L’Allemagne est le pays de la zone euro qui a le mieux réussi à conserver une industrie compétitive, avec en 2010 une croissance de 33,6% (record depuis sa réunification en 1990).

 

Le Rapport constate que la France enregistre depuis dix ans un différentiel négatif de compétitivité avec l’Allemagne, et ce différentiel s’accroît :

·     En 2000, les exportations françaises représentaient 55 % des exportations allemandes contre seulement 40 % aujourd'hui.

·     En 20 ans, l’écart entre l’excédent allemand et le déficit français est passé de 10 à 200 milliards d’euros (soit 10% de notre PIB), ce qui représente 2 millions d’emplois.

·     Le prix moyen des exportations françaises a progressé entre 2003 et 2008 d’environ 8% de plus que le prix des exportations allemandes.

·     De 2000 à 2007, par comparaison avec l’Allemagne, la France a perdu environ 13 % de ses entreprises industrielles.

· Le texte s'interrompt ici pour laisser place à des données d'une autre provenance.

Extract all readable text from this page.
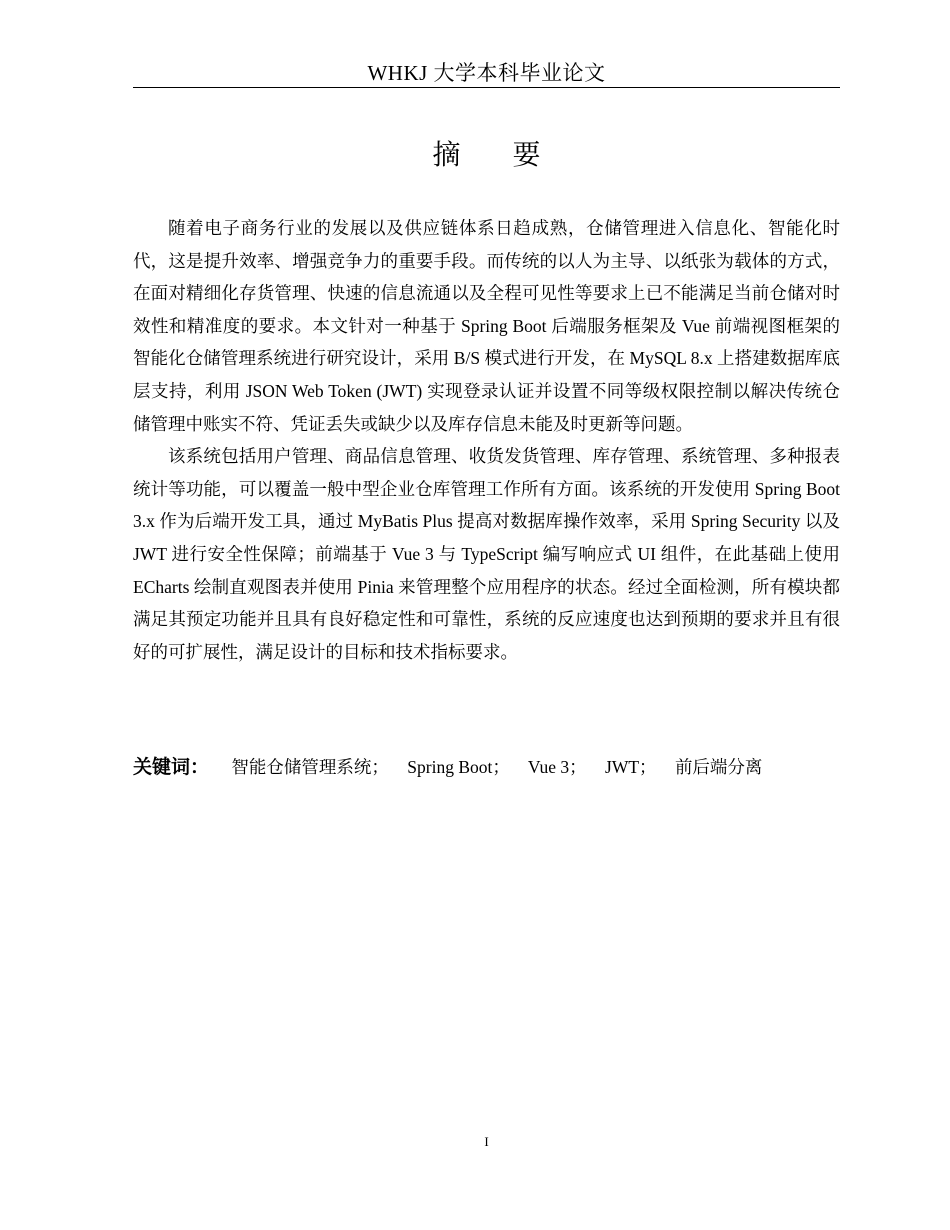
WHKJ 大学本科毕业论文
摘　要

随着电子商务行业的发展以及供应链体系日趋成熟，仓储管理进入信息化、智能化时代，这是提升效率、增强竞争力的重要手段。而传统的以人为主导、以纸张为载体的方式，在面对精细化存货管理、快速的信息流通以及全程可见性等要求上已不能满足当前仓储对时效性和精准度的要求。本文针对一种基于 Spring Boot 后端服务框架及 Vue 前端视图框架的智能化仓储管理系统进行研究设计，采用 B/S 模式进行开发，在 MySQL 8.x 上搭建数据库底层支持，利用 JSON Web Token (JWT) 实现登录认证并设置不同等级权限控制以解决传统仓储管理中账实不符、凭证丢失或缺少以及库存信息未能及时更新等问题。

该系统包括用户管理、商品信息管理、收货发货管理、库存管理、系统管理、多种报表统计等功能，可以覆盖一般中型企业仓库管理工作所有方面。该系统的开发使用 Spring Boot 3.x 作为后端开发工具，通过 MyBatis Plus 提高对数据库操作效率，采用 Spring Security 以及 JWT 进行安全性保障；前端基于 Vue 3 与 TypeScript 编写响应式 UI 组件，在此基础上使用 ECharts 绘制直观图表并使用 Pinia 来管理整个应用程序的状态。经过全面检测，所有模块都满足其预定功能并且具有良好稳定性和可靠性，系统的反应速度也达到预期的要求并且有很好的可扩展性，满足设计的目标和技术指标要求。

关键词： 智能仓储管理系统； Spring Boot； Vue 3； JWT； 前后端分离
I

Le Rapport identifie 12 raisons à cette situation :

 

Des facteurs structurels tiennent à la « culture économique allemande » :

·     coopération entre les entreprises

·     « capacité à travailler ensemble » des partenaires sociaux qui conduit à une flexibilité des durées de travail en fonction des variations de l’activité 

·     liens étroits entre recherche, éducation et industrie 

·     taille des entreprises (en Allemagne il y a 2,13 fois plus de salariés dans l’industrie qu’en France) 

·     capacité à répondre à la demande mondiale

D’autres facteurs, plus conjoncturels, sont apparus ces dix dernières années :

·     le coût horaire du travail dans l’industrie manufacturière a progressé de 28% en France entre 2000 et 2008 contre seulement 16% en Allemagne, alors même que la productivité du travail a davantage progressé en Allemagne qu’en France.

·     les charges sociales sur les salaires sont de 44 % du salaire brut en France contre 30 % en Allemagne.

Le Rapport propose la mise en place d’un « pacte de compétitivité industrielle » :

 

Les mesures prises récemment en France ont enclenché une dynamique positive : pôles de compétitivité, création d’Oséo, crédit impôt recherche, Grand emprunt, réforme de l’Université, Etats Généraux de l’Industrie…. Cette dynamique doit se poursuivre avec un pacte de compétitivité industrielle qui s’articulerait autour de 5 axes :

·     prendre en compte l’impératif de compétitivité dans toute réforme de la fiscalité 

·     améliorer la « capacité à travailler ensemble » pour permettre dans l’entreprise des négociations du triptyque « salaire/durée du travail/emploi »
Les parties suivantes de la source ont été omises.